Recent unionization victories at places like Amazon don't come from the legacy union people. The wave of labor organization in the future is independent worker organization.
Amazon fought to beat back the unionization effort, and the victory against one of the country’s largest private employers could provide a new playbook for workers that are trying to reverse a historic trend away from union rights. And while Amazon confronts this new reality, other companies are dealing with restless workers, including railroad engineers, coal miners, baristas, nurses and teachers.
Some of these union drives aren’t being driven by Washington-led progressive groups. Instead, they are being launched by upstart, worker-led campaigns that effectively ambush large companies still relying on old-model, anti-union strategies.
“We did whatever it took to connect with those workers to make their daily lives just a little bit easier, a little bit less stressful,” said Chris Smalls, a former Amazon employee who led the Staten Island grass-roots effort funded by a GoFundMe account.

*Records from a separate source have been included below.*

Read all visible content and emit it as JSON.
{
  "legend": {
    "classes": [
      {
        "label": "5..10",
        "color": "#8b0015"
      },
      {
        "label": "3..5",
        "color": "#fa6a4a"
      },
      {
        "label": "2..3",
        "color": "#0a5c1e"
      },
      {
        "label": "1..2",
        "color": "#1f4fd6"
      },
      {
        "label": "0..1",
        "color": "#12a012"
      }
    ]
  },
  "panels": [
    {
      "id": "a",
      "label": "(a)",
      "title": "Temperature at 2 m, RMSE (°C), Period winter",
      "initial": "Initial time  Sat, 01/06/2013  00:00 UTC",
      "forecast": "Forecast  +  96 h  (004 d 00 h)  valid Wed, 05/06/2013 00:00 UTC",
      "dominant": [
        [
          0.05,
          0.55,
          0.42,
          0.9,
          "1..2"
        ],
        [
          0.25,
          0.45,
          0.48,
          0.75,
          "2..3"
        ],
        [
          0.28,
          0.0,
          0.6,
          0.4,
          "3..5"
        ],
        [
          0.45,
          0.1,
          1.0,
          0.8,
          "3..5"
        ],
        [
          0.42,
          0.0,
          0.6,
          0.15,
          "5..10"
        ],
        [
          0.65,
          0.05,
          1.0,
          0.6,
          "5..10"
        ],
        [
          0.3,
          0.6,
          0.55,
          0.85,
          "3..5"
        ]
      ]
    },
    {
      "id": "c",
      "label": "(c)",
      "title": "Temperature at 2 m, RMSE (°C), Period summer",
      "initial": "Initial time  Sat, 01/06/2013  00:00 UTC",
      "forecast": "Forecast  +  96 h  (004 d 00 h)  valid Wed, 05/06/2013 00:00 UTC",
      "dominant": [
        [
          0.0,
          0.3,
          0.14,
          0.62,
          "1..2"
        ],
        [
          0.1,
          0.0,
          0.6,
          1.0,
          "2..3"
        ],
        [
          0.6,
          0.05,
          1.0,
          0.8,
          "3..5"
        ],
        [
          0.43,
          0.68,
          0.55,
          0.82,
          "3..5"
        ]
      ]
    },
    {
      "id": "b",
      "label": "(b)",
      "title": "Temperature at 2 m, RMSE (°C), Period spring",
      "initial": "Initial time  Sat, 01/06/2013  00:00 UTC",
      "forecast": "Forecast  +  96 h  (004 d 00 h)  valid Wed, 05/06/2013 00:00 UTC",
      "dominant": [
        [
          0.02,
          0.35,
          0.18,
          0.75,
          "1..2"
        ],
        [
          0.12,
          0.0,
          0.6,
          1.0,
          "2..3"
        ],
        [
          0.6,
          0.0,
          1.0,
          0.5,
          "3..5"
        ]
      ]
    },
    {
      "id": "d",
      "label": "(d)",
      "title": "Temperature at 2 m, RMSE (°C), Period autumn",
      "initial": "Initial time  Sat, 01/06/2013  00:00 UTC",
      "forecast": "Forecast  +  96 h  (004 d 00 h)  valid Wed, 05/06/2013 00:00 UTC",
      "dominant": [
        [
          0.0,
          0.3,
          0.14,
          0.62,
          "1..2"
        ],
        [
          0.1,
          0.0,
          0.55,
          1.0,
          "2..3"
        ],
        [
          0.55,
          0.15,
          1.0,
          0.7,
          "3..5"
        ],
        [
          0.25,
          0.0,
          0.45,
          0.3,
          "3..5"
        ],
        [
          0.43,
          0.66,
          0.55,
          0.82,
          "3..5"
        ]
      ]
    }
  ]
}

The Staten Island victory and recent successes at six Starbucks coffee shops in Buffalo were each accomplished by worker-led unions independent of the labor movement’s legacy organizations. Recruitment campaigns were deeply personal, with workers attracting colleagues one by one and including discussions about civil rights and environmental justice, not just wages and working conditions, strategies that national leaders say could be key to the future of the labor movement.
“If you think of unions as just for a certain industry or sector from the ‘old economy,’ that’s not the case. It’s an outdated view of what unions are,” AFL-CIO President Liz Shuler said in an interview. “Unions are what you want them to be. The workers themselves define it, and I’m seeing all kinds of innovative examples of unions being used to negotiate their companies carbon footprint, and workers in some of these new ‘emerging industries’ are facing the same working conditions and challenges around securing predictable schedules and decent pay and benefits as workers in the traditional economy.”
Workers are wielding new leverage as the economy emerges from pandemic conditions with fewer workers, making employers more desperate for talent. Nearly 8 million workers left the labor force since the start of the pandemic, and almost 4 million workers have quit their jobs each of the last six months, according to federal workforce statistics, in a phenomenon known as the Great Resignation. It’s led to a boost in wages as employers compete for staff; wages have risen 5.6 percent in the past year, although 7.9 percent inflation has eaten away at much of those gains.
“Amazon, like Google and others in tech, relies on a split workforce that is extractive and damaging to all workers — Amazon’s warehouse workers, who do the bulk of the work propping up the company, get a fraction of the pay and benefits given to software engineers and others,” said Parul Koul, a software engineer at Google and executive chair of the Alphabet Workers Union.
There’s also renewed energy for unionization in the health-care industry, as grueling conditions and long hours during the pandemic have pushed more workers to seek out better protections and working conditions. Tens of thousands of health-care workers at Kaiser Permanente threatened to strike in 2021 over the company’s plans to introduce a system where newer employees would get less pay and benefits.
“In the short term there will probably be more organizing efforts at Amazon facilities throughout the country,” Sanders told The Post. “And more broadly it shows that working people are disgusted with the reality that corporate profits are soaring, and the billionaire classes are getting much richer, while working people struggle to meet their basic needs.”